Chris Neary is a producer for On the Media.
OTM Staff Picks Volume 32
Monday, November 05, 2012 - 01:53 PM
A list of our second most important selections today.
My picks this week are two answers to this R. Crumb drawing (at left, click for larger size) I’ve had by my desk at home for years.
Sam Amidon plays almost exclusively ‘folk’ music, your standards, murder ballads, Tom Dooley’s and whatnot. When he plays it straight it’s beautiful, when he unleashes his wicked, tinder-dry sense of humor it’s something else again. He’s the kind of quiet that packs a greater punch and puts the lie to Crumb’s pessimism. This song is thought to be about 300 years old.
This is destined to be sung for at least 300 years. It’s R. Kelly.
And another former busker, operating at a whole other RPM, is Phillip Roebuck. I first saw him playing in the New York City subway as a one man band. He makes old music sound so frighteningly alive that it’s a little scary; he’s a man possessed. I dare you to tell him this music’s dead.
Timed for the release of Spielberg’s “Lincoln,” SNL imagined Louis C.K.’s “Louis” show as starring the martyred 16th president. Words cannot express how ingenious and funny the sketch is, especially this director’s cut with a very raw joke in it. It helps to know “Louis” (and if you do, welcome to perfection), but not necessary.
Looking back after the week that the East Coast has endured, my staff picks from last week seem pretty asinine. I guess I had no real way to forsee the scale of the damage this storm would cause, but still. This Sunday, I went to Red Hook and then to Freeport to volunteer with people who are recovering from the storm. In spite of my best efforts, any work I did bagging rotted drywall and debris, and sweeping up and carrying things felt miniscule in the face of destruction whose magnitude is difficult to describe. But these images and this short film might give you an idea.
So my staff pick this week is volunteering. I plan on doing it every weekend for the foreseeable future, and I hope that our listeners might consider doing the same. My excellent colleagues in the newsroom, who were simply incredible during this storm, have put together this great page with information on how to volunteer. If you were lucky enough to make it through this storm relatively unscathed, please help out other people who weren’t so fortunate.
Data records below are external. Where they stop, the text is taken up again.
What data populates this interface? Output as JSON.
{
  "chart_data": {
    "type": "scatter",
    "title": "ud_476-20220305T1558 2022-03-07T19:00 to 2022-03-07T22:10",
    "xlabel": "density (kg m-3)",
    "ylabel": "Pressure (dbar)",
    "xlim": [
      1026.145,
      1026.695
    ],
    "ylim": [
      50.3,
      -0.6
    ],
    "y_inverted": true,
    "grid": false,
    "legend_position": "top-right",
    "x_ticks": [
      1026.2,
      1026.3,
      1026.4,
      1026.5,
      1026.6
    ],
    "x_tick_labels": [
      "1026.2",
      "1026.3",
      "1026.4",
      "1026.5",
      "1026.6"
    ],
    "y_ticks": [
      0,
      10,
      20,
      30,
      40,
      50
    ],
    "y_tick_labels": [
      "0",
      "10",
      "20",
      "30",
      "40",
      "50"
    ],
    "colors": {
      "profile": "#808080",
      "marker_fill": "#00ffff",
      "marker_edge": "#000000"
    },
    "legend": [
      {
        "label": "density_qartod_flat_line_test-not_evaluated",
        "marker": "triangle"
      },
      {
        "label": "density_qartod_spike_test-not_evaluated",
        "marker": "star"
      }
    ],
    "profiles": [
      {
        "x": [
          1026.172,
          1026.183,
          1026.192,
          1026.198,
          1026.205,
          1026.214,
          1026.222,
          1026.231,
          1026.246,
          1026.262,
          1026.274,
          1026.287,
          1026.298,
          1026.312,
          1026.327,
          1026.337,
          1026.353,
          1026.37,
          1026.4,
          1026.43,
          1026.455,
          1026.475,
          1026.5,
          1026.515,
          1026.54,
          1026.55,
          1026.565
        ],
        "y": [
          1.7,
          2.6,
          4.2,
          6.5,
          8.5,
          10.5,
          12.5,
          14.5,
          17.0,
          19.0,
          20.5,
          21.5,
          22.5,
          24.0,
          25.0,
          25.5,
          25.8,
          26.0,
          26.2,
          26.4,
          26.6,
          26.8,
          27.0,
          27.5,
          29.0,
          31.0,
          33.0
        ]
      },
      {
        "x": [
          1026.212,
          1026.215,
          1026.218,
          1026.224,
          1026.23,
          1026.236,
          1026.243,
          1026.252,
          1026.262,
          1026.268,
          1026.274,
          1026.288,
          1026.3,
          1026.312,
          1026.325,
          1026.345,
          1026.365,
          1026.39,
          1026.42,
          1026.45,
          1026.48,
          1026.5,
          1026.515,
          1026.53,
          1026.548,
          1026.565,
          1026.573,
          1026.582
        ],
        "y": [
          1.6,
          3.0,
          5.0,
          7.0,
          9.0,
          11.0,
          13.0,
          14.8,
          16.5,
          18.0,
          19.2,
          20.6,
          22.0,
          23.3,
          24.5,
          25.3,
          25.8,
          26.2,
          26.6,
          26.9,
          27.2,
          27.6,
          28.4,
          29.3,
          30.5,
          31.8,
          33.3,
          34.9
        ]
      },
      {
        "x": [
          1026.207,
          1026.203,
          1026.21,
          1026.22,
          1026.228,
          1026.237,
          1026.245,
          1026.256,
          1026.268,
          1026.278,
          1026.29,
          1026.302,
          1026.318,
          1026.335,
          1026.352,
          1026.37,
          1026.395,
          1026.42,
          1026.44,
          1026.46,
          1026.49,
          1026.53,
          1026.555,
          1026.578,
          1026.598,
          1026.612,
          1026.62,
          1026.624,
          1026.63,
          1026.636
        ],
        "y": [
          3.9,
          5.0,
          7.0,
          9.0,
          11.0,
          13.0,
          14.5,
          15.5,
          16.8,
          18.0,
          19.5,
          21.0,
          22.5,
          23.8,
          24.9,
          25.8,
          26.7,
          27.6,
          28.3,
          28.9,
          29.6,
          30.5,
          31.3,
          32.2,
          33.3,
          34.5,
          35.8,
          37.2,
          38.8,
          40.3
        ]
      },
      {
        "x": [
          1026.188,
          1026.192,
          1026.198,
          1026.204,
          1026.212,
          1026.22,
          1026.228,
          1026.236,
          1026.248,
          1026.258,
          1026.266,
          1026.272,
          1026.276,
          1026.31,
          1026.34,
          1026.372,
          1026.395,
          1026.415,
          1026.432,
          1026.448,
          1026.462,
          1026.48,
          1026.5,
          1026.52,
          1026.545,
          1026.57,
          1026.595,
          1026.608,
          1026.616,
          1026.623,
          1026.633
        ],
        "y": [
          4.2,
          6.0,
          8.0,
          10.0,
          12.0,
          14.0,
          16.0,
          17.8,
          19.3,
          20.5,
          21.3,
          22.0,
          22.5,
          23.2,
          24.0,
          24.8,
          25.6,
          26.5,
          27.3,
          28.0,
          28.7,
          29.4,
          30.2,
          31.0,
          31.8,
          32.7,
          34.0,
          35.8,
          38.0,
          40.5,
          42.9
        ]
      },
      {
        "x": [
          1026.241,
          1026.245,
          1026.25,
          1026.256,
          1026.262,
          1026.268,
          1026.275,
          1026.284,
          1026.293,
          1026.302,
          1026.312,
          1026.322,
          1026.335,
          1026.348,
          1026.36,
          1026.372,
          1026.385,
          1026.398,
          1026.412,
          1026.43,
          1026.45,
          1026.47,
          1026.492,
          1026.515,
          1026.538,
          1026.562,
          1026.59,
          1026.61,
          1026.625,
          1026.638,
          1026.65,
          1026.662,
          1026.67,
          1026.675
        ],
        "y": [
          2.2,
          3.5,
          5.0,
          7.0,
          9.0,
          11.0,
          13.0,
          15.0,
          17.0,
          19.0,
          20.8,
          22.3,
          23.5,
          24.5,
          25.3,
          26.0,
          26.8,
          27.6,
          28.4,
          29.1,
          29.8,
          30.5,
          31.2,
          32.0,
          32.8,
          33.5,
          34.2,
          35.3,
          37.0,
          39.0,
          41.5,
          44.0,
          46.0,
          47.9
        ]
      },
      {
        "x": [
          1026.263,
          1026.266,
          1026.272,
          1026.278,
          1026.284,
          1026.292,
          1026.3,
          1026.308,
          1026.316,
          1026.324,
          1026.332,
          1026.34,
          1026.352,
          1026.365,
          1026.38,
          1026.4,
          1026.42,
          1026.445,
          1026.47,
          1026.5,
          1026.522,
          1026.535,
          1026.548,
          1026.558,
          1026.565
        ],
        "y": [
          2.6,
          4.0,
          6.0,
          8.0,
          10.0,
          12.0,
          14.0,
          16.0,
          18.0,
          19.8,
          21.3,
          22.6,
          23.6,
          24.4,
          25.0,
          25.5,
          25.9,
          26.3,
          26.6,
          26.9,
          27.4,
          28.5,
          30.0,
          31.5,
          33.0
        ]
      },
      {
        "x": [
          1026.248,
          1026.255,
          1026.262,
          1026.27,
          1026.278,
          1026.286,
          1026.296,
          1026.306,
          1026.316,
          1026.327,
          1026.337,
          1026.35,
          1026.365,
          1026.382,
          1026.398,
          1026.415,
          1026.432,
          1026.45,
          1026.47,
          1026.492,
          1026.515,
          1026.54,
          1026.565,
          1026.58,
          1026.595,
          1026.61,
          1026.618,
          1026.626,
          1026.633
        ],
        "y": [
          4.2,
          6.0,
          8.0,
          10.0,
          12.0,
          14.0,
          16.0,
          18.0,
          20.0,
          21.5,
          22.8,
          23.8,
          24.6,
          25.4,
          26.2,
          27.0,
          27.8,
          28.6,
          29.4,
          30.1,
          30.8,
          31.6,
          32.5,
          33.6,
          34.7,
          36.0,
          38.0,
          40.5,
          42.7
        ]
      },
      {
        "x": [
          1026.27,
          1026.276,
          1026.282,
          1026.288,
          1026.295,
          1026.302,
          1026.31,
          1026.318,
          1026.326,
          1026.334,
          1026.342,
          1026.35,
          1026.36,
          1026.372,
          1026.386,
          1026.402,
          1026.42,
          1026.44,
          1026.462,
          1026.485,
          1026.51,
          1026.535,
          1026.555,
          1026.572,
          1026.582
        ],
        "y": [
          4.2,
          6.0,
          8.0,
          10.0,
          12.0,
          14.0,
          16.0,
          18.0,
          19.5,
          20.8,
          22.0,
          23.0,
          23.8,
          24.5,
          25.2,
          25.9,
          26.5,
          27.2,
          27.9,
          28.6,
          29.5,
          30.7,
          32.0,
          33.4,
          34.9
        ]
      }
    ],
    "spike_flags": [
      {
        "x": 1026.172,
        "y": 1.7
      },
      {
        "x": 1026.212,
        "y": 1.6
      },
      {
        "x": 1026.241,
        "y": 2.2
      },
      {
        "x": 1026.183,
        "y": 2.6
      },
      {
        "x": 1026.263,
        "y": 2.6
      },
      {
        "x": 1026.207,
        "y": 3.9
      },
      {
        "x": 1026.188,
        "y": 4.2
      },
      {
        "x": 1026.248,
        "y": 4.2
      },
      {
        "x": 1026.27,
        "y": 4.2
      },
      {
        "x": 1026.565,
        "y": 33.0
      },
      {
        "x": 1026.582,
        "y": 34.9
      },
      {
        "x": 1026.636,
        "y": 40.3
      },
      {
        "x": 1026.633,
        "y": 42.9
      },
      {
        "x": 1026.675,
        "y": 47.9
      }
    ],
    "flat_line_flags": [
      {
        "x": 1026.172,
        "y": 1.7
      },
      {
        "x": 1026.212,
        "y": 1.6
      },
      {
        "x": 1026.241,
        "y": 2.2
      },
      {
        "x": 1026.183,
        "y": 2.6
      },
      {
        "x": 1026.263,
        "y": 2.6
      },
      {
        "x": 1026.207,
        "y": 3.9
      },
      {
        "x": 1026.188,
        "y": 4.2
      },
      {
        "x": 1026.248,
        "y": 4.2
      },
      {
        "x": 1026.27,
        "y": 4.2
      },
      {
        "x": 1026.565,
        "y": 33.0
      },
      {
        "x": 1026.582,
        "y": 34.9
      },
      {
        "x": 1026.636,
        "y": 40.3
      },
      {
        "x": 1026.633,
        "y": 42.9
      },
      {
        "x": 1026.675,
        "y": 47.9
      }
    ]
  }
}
The White Stripes cover of Dolly Parton's "Jolene" is great. Why? Well, first give a quick listen to Dolly's version.
The White Stripes version, recorded in Blackpool, England, is considerably more screamy. But by screaming, and screaming well, Jack White really gets at the desperation in the lyrics: A woman at the mercy of another woman who has just about stolen her man. It's a cover that really adds something to the song - brings something out in it. Plus, the way the crowd sings along to the first line of the song is beautiful.
There were a lot of incredible images that came out of last week’s storm (many fake ones as well, as we discussed on our latest show) and this one on the cover of New York magazine has to be one of my favorites. The image was taken from a helicopter by Iwan Baan, and shows the stark contrast between the two different Manhattans in the days after the storm. You can also see the rest of the photos he shot from the helicopter here.
My only comment about my staff pick this week is that you need to give it a full minute -- without fast-forwarding -- before the payoff starts. But the payoff is worth it.
Lest Jim Leher’s moderation of the first presidential debate go forever unappreciated, I wanted to draw your attention to this inspiring take from the good people at Bad Lip Reading. After this election season draws to a close, few of us will remember what Jim actually said in that first debate, but if you’re like me, you’ll still remember what he sang: “I’m jumping in a pimento shower. I wanted the music first. In the tragic square of the fresh prince, there went a perfect brown baby.”